Влияние Фрейда на медицину оказало глубокое воздействие на развитие этой науки. Возможно, что стремление к ее развитию существовало и раньше, но фактическое осуществление потребовало появления личности такой значимости, как Фрейд.
Конечно, было ошибкой включение обширной темы особенностей формирования характеров, способствующих возникновению неврозов, в один доклад на конгрессе. Я вынужден ограничиться краткой выдержкой из задуманного сообщения. Но, наверное, целесообразно пояснить, как я обратился к означенной проблеме. В докладе, посвященном 75-летию профессора Фрейда, я сообщил о регрессии в методике анализа, частично в теории неврозов в связи с рядом неудач. Имелось в виду усиленное внимание к травматическому моменту при патогенезе неврозов, заслуженно забытому в последнее время.
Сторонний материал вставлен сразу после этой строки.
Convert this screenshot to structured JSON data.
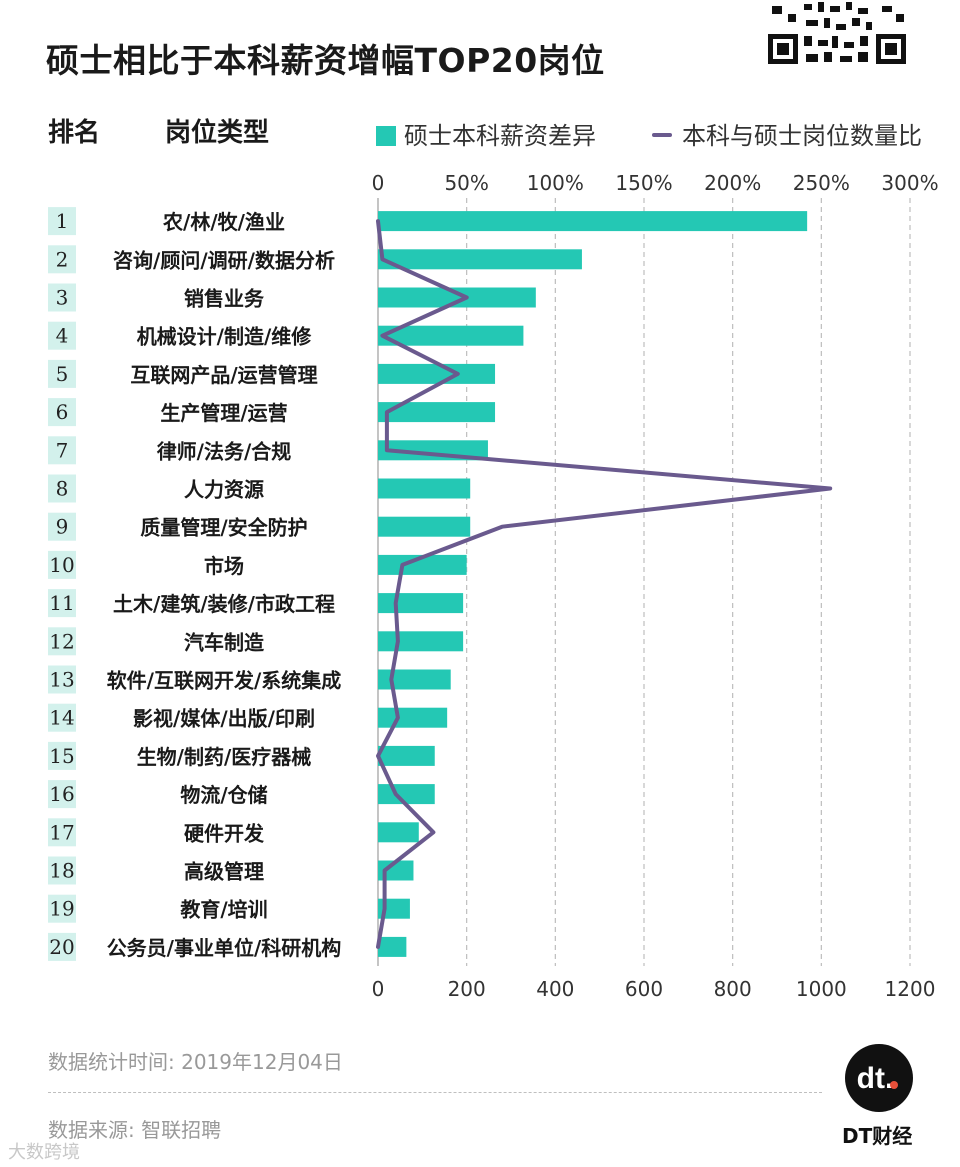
{
  "title": "硕士相比于本科薪资增幅TOP20岗位",
  "header": {
    "rank": "排名",
    "type": "岗位类型"
  },
  "legend": {
    "bar": "硕士本科薪资差异",
    "line": "本科与硕士岗位数量比"
  },
  "colors": {
    "bar": "#24c8b4",
    "line": "#6a5a8e",
    "rank_bg": "#d3f1ec"
  },
  "chart_data": {
    "type": "bar",
    "orientation": "horizontal",
    "categories": [
      "农/林/牧/渔业",
      "咨询/顾问/调研/数据分析",
      "销售业务",
      "机械设计/制造/维修",
      "互联网产品/运营管理",
      "生产管理/运营",
      "律师/法务/合规",
      "人力资源",
      "质量管理/安全防护",
      "市场",
      "土木/建筑/装修/市政工程",
      "汽车制造",
      "软件/互联网开发/系统集成",
      "影视/媒体/出版/印刷",
      "生物/制药/医疗器械",
      "物流/仓储",
      "硬件开发",
      "高级管理",
      "教育/培训",
      "公务员/事业单位/科研机构"
    ],
    "ranks": [
      "1",
      "2",
      "3",
      "4",
      "5",
      "6",
      "7",
      "8",
      "9",
      "10",
      "11",
      "12",
      "13",
      "14",
      "15",
      "16",
      "17",
      "18",
      "19",
      "20"
    ],
    "series": [
      {
        "name": "硕士本科薪资差异",
        "kind": "bar",
        "axis": "top",
        "unit": "%",
        "values": [
          242,
          115,
          89,
          82,
          66,
          66,
          62,
          52,
          52,
          50,
          48,
          48,
          41,
          39,
          32,
          32,
          23,
          20,
          18,
          16
        ]
      },
      {
        "name": "本科与硕士岗位数量比",
        "kind": "line",
        "axis": "bottom",
        "values": [
          0,
          10,
          200,
          10,
          180,
          20,
          20,
          1020,
          280,
          55,
          40,
          45,
          30,
          45,
          0,
          40,
          125,
          15,
          15,
          0
        ]
      }
    ],
    "top_axis": {
      "min": 0,
      "max": 300,
      "ticks": [
        "0",
        "50%",
        "100%",
        "150%",
        "200%",
        "250%",
        "300%"
      ]
    },
    "bottom_axis": {
      "min": 0,
      "max": 1200,
      "ticks": [
        "0",
        "200",
        "400",
        "600",
        "800",
        "1000",
        "1200"
      ]
    }
  },
  "footer": {
    "stats_time": "数据统计时间: 2019年12月04日",
    "source": "数据来源: 智联招聘",
    "logo_mark": "dt.",
    "logo_text": "DT财经",
    "corner_watermark": "大数跨境"
  }
}
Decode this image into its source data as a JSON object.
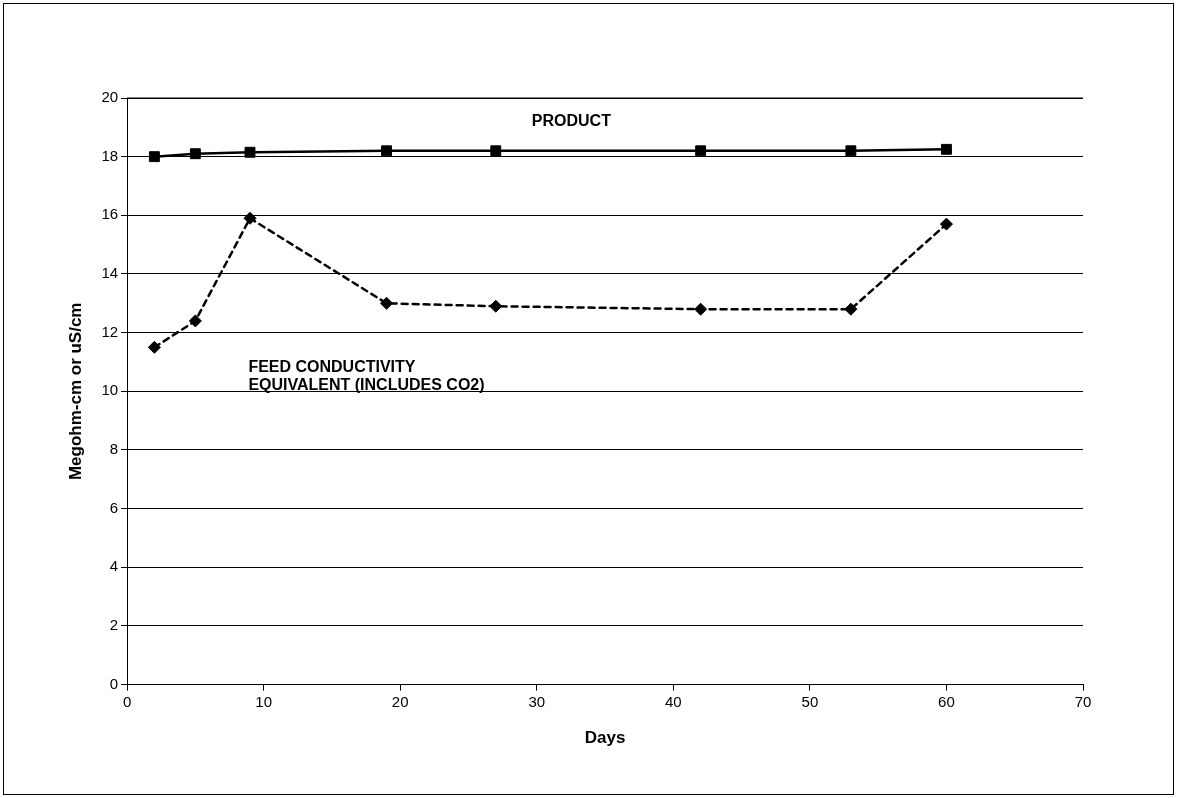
{
  "chart_data": {
    "type": "line",
    "xlabel": "Days",
    "ylabel": "Megohm-cm or uS/cm",
    "x": [
      2,
      5,
      9,
      19,
      27,
      42,
      53,
      60
    ],
    "series": [
      {
        "name": "PRODUCT",
        "color": "#000000",
        "marker": "square",
        "line_style": "solid",
        "values": [
          18.0,
          18.1,
          18.15,
          18.2,
          18.2,
          18.2,
          18.2,
          18.25
        ]
      },
      {
        "name": "FEED CONDUCTIVITY EQUIVALENT (INCLUDES CO2)",
        "color": "#000000",
        "marker": "diamond",
        "line_style": "dashed",
        "values": [
          11.5,
          12.4,
          15.9,
          13.0,
          12.9,
          12.8,
          12.8,
          15.7
        ]
      }
    ],
    "xlim": [
      0,
      70
    ],
    "xticks": [
      0,
      10,
      20,
      30,
      40,
      50,
      60,
      70
    ],
    "ylim": [
      0,
      20
    ],
    "yticks": [
      0,
      2,
      4,
      6,
      8,
      10,
      12,
      14,
      16,
      18,
      20
    ],
    "grid": "y",
    "legend": false
  }
}
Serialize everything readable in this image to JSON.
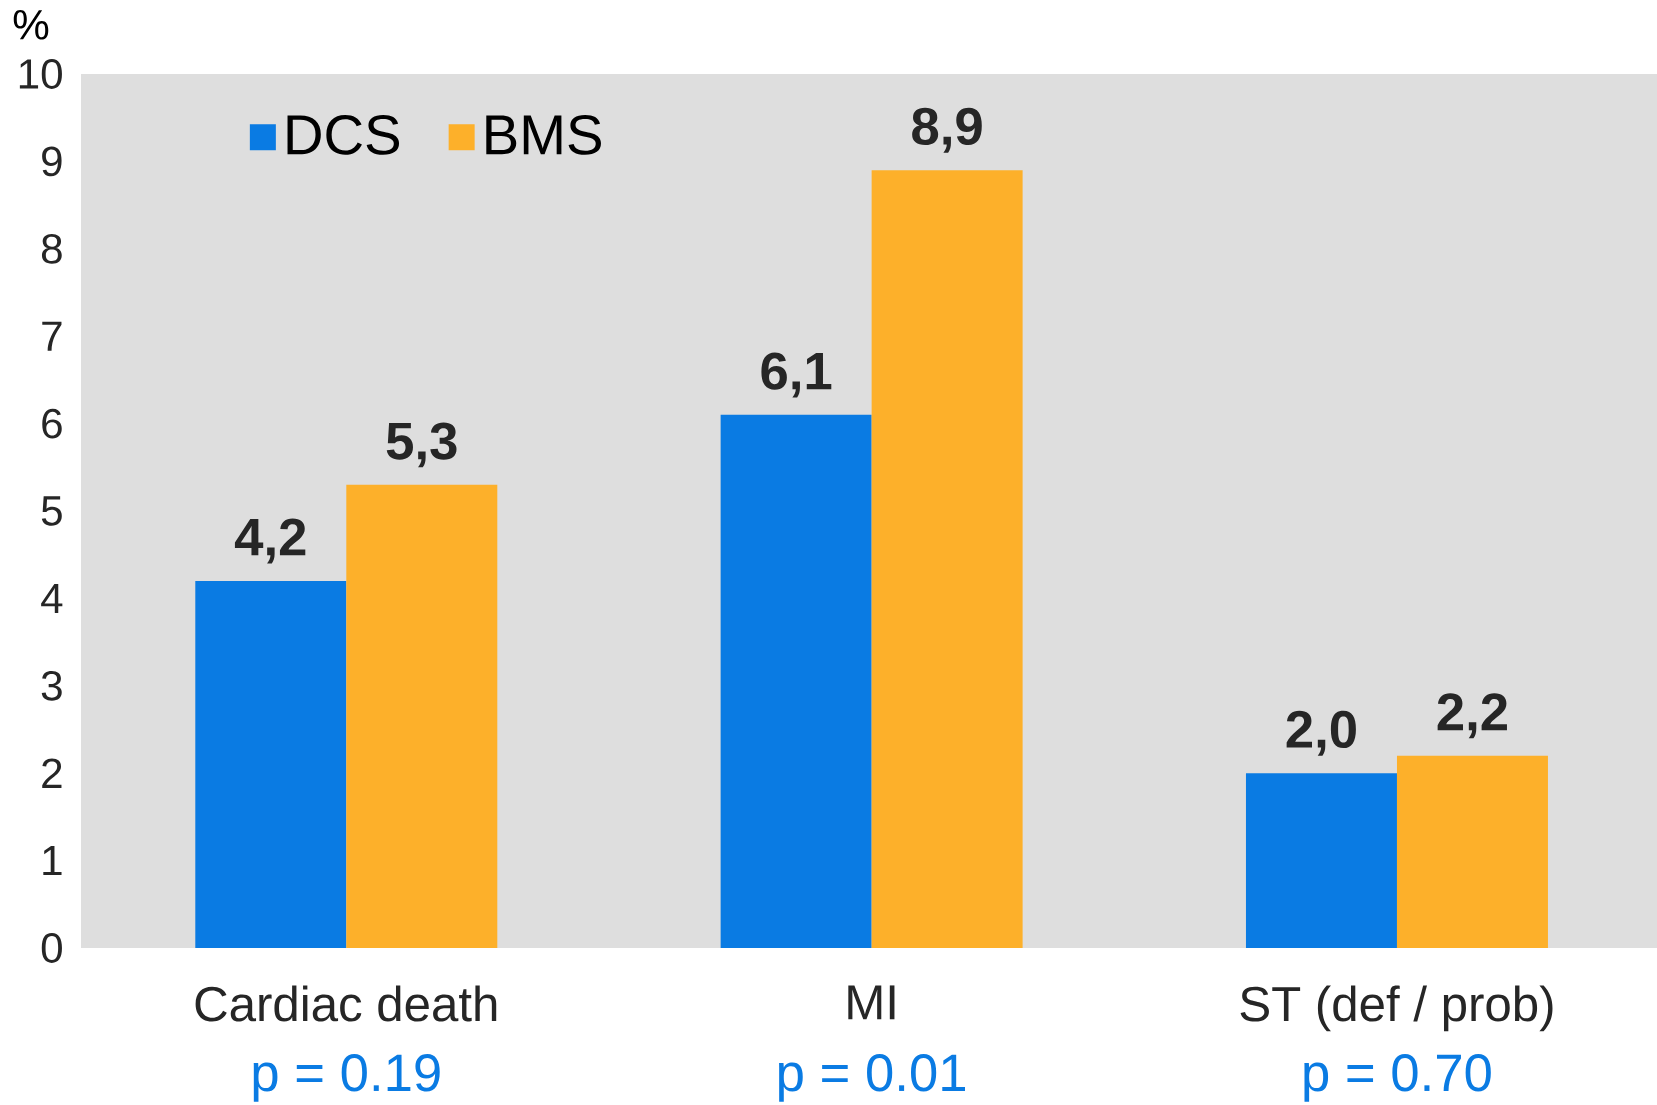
{
  "chart_data": {
    "type": "bar",
    "ylabel": "%",
    "categories": [
      "Cardiac death",
      "MI",
      "ST (def / prob)"
    ],
    "series": [
      {
        "name": "DCS",
        "color": "#0a7be3",
        "values": [
          4.2,
          6.1,
          2.0
        ],
        "value_labels": [
          "4,2",
          "6,1",
          "2,0"
        ]
      },
      {
        "name": "BMS",
        "color": "#fdb02a",
        "values": [
          5.3,
          8.9,
          2.2
        ],
        "value_labels": [
          "5,3",
          "8,9",
          "2,2"
        ]
      }
    ],
    "ylim": [
      0,
      10
    ],
    "yticks": [
      0,
      1,
      2,
      3,
      4,
      5,
      6,
      7,
      8,
      9,
      10
    ],
    "grid": false,
    "legend": "top left",
    "annotations": [
      "p = 0.19",
      "p = 0.01",
      "p = 0.70"
    ]
  }
}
Недостаточно глубокое исследование экзогенных проявлений привело к опасности обращения за объяснением к физиологическим и анатомическим особенностям индивида. Ряд впечатляющих проявлений, участившихся в моей практике, в том числе почти галлюцинаторных повторений травматических событий, породил у меня надежду на то, что с проявлением в сознании вытесненных аффектов, влияющих на симптоматику неврозов, усилится действенность аналитической работы. Но, к сожалению, надежда мало оправдалась, а некоторые случаи поставили меня в тупик. Меня побудило к продолжению работы слишком удачное развитие анализа пациентов. Правда, отмечалось определенное ослабление отдельных симптомов, но зато пациенты жаловались на появление ночных страхов и даже страданий в результате тяжелых кошмаров. Час анализа все чаще оборачивался в ожидание приступов истерического страха. Конечно, мы тщательно анализировали опасную симптоматику, чем, видимо, убеждали и успокаивали пациента, но это был временный успех. Наутро повторялись жалобы на ужасную ночь, и в час анализа снова проявлялась травматическая реакция. В растерянности я некоторое время ограничивался выяснением, страдает ли пациент значительными сопротивлениями или вытеснениями, разрядка которых и осознание осуществляются поэтапно.
Поскольку в течение длительного времени не происходило существенных изменений, я снова занялся самокритикой. Я начал прислушиваться к дерзким, оскорбительным эпитетам, которыми награждали меня пациенты во время приступов, когда, упрекая меня в эгоистичном бессердечии, кричали: «Помогите! Скорее! Я погибаю, а вы не помогаете...». Я стал анализировать свою совесть: может быть, в этом потоке обвинений вопреки моей доброй воле скрывается частица истины? Кстати сказать, злобные взрывы были скорее исключением; чаще час завершался почти беспомощным подчинением и желанием согласиться со мной. Однако я усматривал в «подчинении» затаенные ненависть и злобу. И хотя я безуспешно пытался активизировать эти скрытые чувства и просил не щадить меня, большинство энергично отвергало мое предложение. Постепенно я пришел к убеждению, что пациенты обладают сверхутонченным ощущением желаний, тенденций, настроений, симпатий и антипатий аналитика, хотя у самого аналитика эти ощущения были бессознательными. Вместо того чтобы возражать аналитику и изобличать его в ошибках и неудачах, пациенты идентифицировали себя с ним и лишь в моменты истерического возбуждения, т.е. почти бессознательно, проклинали и протестовали. Следовательно, по ассоциациям больного мы должны определить не только агрессивно-отталикивающие приметы его прошлого, но также вытесненную или подавленную критику в наш адрес. И тут мы наталкиваемся на немалое сопротивление в нас самих, а не в пациентах. Мы обязаны «до дна» проанализировать себя, познать собственные неприятные черты характера, чтобы быть готовыми ко всему, что в виде ненависти и желания унизить скрыто в ассоциациях пациента. Это приводит к дополнительной, очень важной проблеме для аналитика. Вспомним, что глубокий анализ невроза часто длится годы, а обычный учебный анализ — месяцы, полтора года. Складывается парадоксальная ситуация: пациенты проанализированы лучше, чем мы — аналитики. В результате у пациентов появляются признаки превосходства, которые выразить открыто они не способны, а поэтому впадают в состояние крайней подчиненности, возможно, опасаясь вызвать недовольство врача проявлением своей критики.